Bab 31

8 5 1
                                    

"Kenapa kau tidak memulainya dengan menceritakan padaku tentang apa yang terjadi pada orangtuamu?" ucap Abe dari tempatnya di atas kursi kayu.

Elias beringsut dengan tidak nyaman saat mendengarnya, tiba-tiba saja merasa gelisah. "Apa? Apa itu penting?"

"Semuanya penting."

"Dari mana aku harus memulainya?"

"Dari manapun kau ingin. Aku disini. Jangan terburu-buru!"

"Baiklah," sembari mengembuskan nafas, Elias menyandarkan tubuhnya di atas kursi, berusaha mencari posisi nyamannya disana. Cangkir putih berisi teh yang diletakkan Abe di atas meja masih terisi penuh.

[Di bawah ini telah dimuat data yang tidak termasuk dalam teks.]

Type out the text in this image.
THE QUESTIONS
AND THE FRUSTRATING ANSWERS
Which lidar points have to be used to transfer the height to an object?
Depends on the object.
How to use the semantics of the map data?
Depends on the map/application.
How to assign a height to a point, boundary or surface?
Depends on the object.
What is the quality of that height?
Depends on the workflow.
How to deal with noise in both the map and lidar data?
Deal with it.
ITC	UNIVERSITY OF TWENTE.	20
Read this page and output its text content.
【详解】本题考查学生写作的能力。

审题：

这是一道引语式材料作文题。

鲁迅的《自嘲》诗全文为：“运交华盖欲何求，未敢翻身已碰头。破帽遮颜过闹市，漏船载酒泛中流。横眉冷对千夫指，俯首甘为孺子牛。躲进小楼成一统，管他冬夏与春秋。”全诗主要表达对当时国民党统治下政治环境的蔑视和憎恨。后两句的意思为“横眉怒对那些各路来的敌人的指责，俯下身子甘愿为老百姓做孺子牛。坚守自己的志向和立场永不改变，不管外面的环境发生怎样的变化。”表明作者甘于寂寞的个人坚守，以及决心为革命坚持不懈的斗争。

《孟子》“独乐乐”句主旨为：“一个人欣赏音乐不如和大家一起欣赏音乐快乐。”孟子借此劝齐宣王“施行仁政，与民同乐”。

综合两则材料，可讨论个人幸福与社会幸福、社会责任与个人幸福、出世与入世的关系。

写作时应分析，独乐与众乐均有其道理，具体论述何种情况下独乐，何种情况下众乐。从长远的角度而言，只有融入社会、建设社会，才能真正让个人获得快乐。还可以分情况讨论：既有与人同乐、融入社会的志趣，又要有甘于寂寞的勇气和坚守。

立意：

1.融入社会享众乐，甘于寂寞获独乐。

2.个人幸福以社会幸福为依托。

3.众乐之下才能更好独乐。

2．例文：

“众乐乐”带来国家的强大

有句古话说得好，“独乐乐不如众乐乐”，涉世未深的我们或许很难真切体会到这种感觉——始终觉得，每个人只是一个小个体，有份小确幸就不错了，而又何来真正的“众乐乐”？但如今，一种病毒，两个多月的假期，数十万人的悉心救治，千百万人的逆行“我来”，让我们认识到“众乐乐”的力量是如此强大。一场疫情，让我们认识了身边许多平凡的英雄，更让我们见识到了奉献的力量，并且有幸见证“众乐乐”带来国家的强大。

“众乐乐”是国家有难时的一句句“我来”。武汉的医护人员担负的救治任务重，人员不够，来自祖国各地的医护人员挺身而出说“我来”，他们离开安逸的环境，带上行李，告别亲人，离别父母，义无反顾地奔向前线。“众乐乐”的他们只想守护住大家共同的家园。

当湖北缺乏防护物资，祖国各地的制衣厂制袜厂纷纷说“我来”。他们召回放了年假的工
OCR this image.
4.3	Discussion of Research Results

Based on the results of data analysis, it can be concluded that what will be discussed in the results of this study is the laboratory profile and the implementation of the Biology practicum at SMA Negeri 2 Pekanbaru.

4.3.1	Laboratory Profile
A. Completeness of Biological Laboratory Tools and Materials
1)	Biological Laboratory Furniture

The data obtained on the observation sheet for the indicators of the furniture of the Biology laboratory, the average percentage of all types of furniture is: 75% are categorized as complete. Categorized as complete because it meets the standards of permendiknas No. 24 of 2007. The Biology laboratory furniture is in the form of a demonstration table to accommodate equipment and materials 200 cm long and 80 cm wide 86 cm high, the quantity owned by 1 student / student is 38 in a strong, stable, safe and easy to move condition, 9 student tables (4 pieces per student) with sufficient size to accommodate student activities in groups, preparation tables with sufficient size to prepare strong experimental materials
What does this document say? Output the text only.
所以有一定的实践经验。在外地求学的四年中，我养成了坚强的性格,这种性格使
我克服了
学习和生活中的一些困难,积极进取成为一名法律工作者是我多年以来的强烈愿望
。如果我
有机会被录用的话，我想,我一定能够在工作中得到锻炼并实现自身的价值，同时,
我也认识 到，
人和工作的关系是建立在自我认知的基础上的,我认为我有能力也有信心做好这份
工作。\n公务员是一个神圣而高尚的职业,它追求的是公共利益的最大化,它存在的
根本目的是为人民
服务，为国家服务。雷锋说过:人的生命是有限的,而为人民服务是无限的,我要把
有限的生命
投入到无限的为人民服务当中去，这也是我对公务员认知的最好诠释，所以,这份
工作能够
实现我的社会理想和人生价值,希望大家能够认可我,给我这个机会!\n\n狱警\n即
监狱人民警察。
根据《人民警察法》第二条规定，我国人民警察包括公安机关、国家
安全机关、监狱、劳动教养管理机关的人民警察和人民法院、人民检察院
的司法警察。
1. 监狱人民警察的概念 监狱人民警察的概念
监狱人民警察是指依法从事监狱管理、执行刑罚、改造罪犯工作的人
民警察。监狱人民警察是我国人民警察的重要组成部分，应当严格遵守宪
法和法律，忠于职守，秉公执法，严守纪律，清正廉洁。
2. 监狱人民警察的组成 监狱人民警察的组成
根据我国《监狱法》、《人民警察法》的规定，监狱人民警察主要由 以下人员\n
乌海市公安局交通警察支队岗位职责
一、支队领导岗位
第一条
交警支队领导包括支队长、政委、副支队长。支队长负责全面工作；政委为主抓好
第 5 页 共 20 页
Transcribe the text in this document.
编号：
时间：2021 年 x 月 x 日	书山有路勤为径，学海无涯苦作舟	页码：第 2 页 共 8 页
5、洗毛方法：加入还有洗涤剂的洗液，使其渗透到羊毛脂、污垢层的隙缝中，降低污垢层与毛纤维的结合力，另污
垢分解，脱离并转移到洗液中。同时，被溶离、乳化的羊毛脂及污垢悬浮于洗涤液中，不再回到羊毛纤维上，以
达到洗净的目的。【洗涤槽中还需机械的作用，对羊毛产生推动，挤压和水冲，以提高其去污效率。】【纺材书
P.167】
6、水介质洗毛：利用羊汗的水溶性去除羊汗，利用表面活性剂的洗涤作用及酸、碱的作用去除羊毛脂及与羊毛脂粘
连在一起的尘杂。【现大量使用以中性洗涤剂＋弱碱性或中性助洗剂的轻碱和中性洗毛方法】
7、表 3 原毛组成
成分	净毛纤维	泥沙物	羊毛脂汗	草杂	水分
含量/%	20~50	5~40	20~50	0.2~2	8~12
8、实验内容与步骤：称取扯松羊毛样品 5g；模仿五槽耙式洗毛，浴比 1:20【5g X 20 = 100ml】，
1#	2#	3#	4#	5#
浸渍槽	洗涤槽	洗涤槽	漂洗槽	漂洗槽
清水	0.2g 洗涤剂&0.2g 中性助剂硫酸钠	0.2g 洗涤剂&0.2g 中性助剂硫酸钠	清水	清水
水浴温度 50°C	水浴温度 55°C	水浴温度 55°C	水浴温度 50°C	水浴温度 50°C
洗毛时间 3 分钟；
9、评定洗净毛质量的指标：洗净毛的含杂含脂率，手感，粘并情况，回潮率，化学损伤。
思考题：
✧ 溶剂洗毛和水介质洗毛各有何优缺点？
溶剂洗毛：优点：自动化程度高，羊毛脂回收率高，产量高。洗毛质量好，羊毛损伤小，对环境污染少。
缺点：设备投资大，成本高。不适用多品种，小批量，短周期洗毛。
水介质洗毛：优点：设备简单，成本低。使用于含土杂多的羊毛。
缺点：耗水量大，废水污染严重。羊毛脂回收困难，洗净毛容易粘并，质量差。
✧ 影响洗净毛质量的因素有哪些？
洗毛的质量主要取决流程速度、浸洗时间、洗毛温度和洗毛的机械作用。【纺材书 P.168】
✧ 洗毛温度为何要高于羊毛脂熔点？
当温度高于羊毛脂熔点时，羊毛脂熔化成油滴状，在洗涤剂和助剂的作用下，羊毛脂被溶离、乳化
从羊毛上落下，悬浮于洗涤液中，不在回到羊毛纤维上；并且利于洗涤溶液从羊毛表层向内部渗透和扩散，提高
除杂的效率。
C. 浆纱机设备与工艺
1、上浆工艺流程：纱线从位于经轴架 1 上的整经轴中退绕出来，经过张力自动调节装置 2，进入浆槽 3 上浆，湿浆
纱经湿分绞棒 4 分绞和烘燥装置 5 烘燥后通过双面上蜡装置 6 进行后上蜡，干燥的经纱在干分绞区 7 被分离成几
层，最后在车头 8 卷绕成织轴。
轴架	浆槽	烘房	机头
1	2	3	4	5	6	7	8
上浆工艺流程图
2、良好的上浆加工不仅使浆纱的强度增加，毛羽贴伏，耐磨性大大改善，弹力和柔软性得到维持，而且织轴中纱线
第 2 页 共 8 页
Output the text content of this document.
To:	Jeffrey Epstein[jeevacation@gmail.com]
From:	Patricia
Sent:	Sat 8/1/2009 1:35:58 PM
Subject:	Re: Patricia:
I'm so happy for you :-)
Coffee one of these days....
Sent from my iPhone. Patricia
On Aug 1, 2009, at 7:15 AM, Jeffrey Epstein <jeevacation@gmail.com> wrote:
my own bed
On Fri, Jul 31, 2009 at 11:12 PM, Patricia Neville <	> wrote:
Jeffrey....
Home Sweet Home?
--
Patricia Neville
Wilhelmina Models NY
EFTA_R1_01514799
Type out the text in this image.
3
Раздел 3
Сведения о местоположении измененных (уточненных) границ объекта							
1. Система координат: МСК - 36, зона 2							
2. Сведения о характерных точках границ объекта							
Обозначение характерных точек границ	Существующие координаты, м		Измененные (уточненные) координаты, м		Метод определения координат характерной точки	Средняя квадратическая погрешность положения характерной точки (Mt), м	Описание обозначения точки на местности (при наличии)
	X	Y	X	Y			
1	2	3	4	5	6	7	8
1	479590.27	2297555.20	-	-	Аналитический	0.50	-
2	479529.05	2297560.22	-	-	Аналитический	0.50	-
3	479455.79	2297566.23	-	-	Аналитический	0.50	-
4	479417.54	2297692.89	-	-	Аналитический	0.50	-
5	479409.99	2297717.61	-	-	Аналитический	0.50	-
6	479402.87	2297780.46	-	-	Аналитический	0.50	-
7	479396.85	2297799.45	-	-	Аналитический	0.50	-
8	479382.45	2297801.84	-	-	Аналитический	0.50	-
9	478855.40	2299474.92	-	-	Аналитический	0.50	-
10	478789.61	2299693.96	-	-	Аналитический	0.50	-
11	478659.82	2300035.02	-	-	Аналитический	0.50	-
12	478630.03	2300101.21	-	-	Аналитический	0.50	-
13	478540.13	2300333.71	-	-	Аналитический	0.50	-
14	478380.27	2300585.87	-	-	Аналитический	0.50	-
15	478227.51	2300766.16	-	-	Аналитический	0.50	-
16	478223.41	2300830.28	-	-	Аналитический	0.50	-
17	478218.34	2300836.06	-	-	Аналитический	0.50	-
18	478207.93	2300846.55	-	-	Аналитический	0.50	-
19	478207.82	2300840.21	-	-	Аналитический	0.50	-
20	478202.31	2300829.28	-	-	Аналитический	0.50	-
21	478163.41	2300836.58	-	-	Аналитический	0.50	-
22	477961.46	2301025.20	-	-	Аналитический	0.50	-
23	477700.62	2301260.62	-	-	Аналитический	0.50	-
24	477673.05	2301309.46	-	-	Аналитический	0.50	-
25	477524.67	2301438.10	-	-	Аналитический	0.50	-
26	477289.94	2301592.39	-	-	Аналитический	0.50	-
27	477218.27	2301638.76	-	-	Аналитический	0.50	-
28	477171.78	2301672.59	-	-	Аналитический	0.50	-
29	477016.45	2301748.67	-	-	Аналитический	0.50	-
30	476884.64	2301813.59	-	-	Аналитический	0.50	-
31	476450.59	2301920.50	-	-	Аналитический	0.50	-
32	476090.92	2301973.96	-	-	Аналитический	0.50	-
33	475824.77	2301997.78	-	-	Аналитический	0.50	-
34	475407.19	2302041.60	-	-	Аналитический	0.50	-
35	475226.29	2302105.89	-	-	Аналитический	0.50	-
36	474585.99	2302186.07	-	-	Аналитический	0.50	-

Pikir Abe minuman itu dapat membuat Elias merasa cukup nyaman berada di dalam ruangan sempit yang luasnya tidak sampai tiga puluh meter itu. Meskipun Elias berusaha mengabaikannya, tetap saja hal itu tidak mengubah fakta bahwa ia tidak diberi pilihan untuk menentukan tempat apapun yang diinginkannya. Dan jika ada satu-satunya minuman yang dapat membuatnya merasa nyaman, maka tentu saja pilihan itu tidak jauh pada teh. Tapi Elias enggan mengakui kalau alkohol merupakan satu-satunya jenis minuman yang dapat menenangkannya. Abe akan menentang Elias dengan keras untuk membawanya. Tidak ada alkohol saat kau duduk bersamaku, katanya. Bisakah kau menoleransinya untuk yang satu itu? Seolah-olah Elias punya pilihan lain.

Kemudian pikirannya beralih dengan cepat dari alkohol menjadi sesuatu yang lebih absurd, sesuatu yang muncul sebagai produk dari masa lalunya. Elias berusaha mengulang ingatan apapun yang muncul di kepalanya saat itu, memaksa dirinya untuk hanyut pada keheningan yang membingungkan.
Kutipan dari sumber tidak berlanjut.